The largest stake in Dana Incorporated (NYSE:DAN) was held by GAMCO Investors, which reported holding $65.3 million worth of stock at the end of March. It was followed by Anchor Bolt Capital with a $54.8 million position. Other investors bullish on the company included D E Shaw, AQR Capital Management, and Two Sigma Advisors.

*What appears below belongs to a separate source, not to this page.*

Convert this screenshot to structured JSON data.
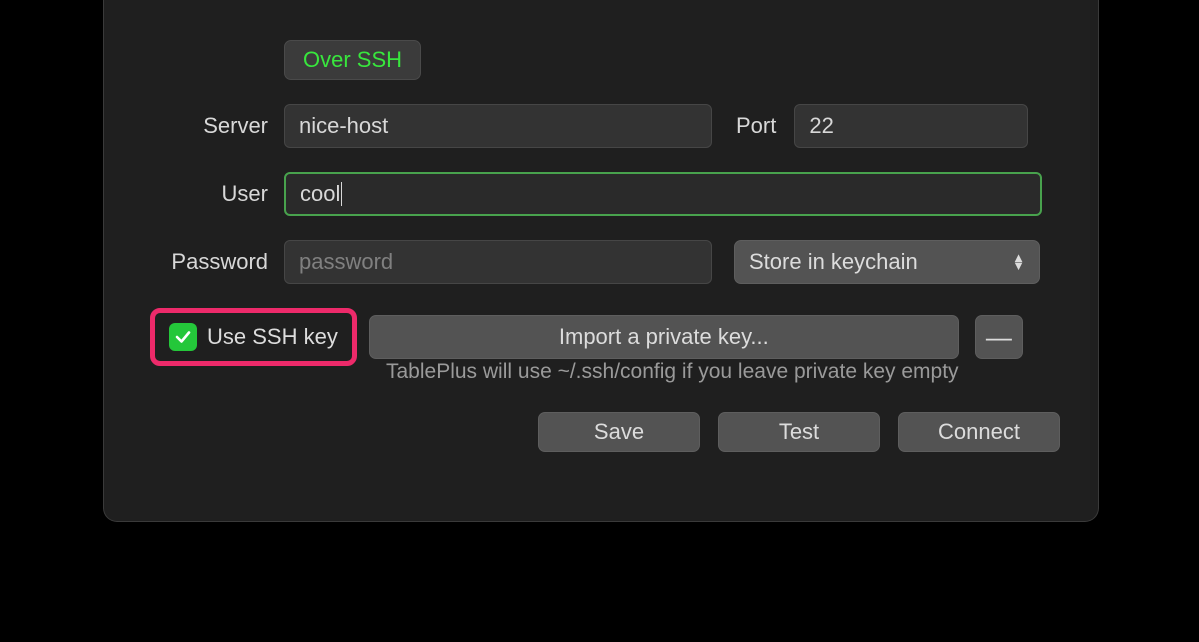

Because Dana Incorporated (NYSE:DAN) has witnessed a decline in interest from the smart money, logic holds that there were a few hedge funds who sold off their entire stakes heading into Q3. At the top of the heap, Robert Polak’s Anchor Bolt Capital sold off the largest position of the “upper crust” of funds tracked by Insider Monkey, valued at close to $52.3 million in stock. Ilya Boroditsky’s fund, Precision Path Capital, also cut its stock, about $18.7 million worth. These bearish behaviors are interesting, as aggregate hedge fund interest dropped by 1 funds heading into Q3.

Let’s now review hedge fund activity in other stocks similar to Dana Incorporated (NYSE:DAN). These stocks are SailPoint Technologies Holdings, Inc. (NYSE:SAIL), Companhia Paranaense de Energia (NYSE:ELP), Southwestern Energy Company (NYSE:SWN), and Colliers International Group Inc (NASDAQ:CIGI). All of these stocks’ market caps resemble DAN’s market cap.

Ticker No of HFs with positions Total Value of HF Positions (x1000) Change in HF Position
SAIL 27 258676 5
ELP 10 52781 2
SWN 24 270841 -1
CIGI 14 670696 1
Average 18.75 313249 1.75

View table here if you experience formatting issues.

As you can see these stocks had an average of 18.75 hedge funds with bullish positions and the average amount invested in these stocks was $313 million. That figure was $343 million in DAN’s case. SailPoint Technologies Holdings, Inc. (NYSE:SAIL) is the most popular stock in this table. On the other hand Companhia Paranaense de Energia (NYSE:ELP) is the least popular one with only 10 bullish hedge fund positions. Dana Incorporated (NYSE:DAN) is not the most popular stock in this group but hedge fund interest is still above average. This is a slightly positive signal but we’d rather spend our time researching stocks that hedge funds are piling on. Our calculations showed that top 20 most popular stocks among hedge funds returned 1.9% in Q2 through May 30th and outperformed the S&P 500 ETF (SPY) by more than 3 percentage points. Unfortunately DAN wasn’t nearly as popular as these 20 stocks and hedge funds that were betting on DAN were disappointed as the stock returned -12.8% during the same period and underperformed the market. If you are interested in investing in large cap stocks with huge upside potential, you should check out the top 20 most popular stocks among hedge funds as 13 of these stocks already outperformed the market so far in Q2.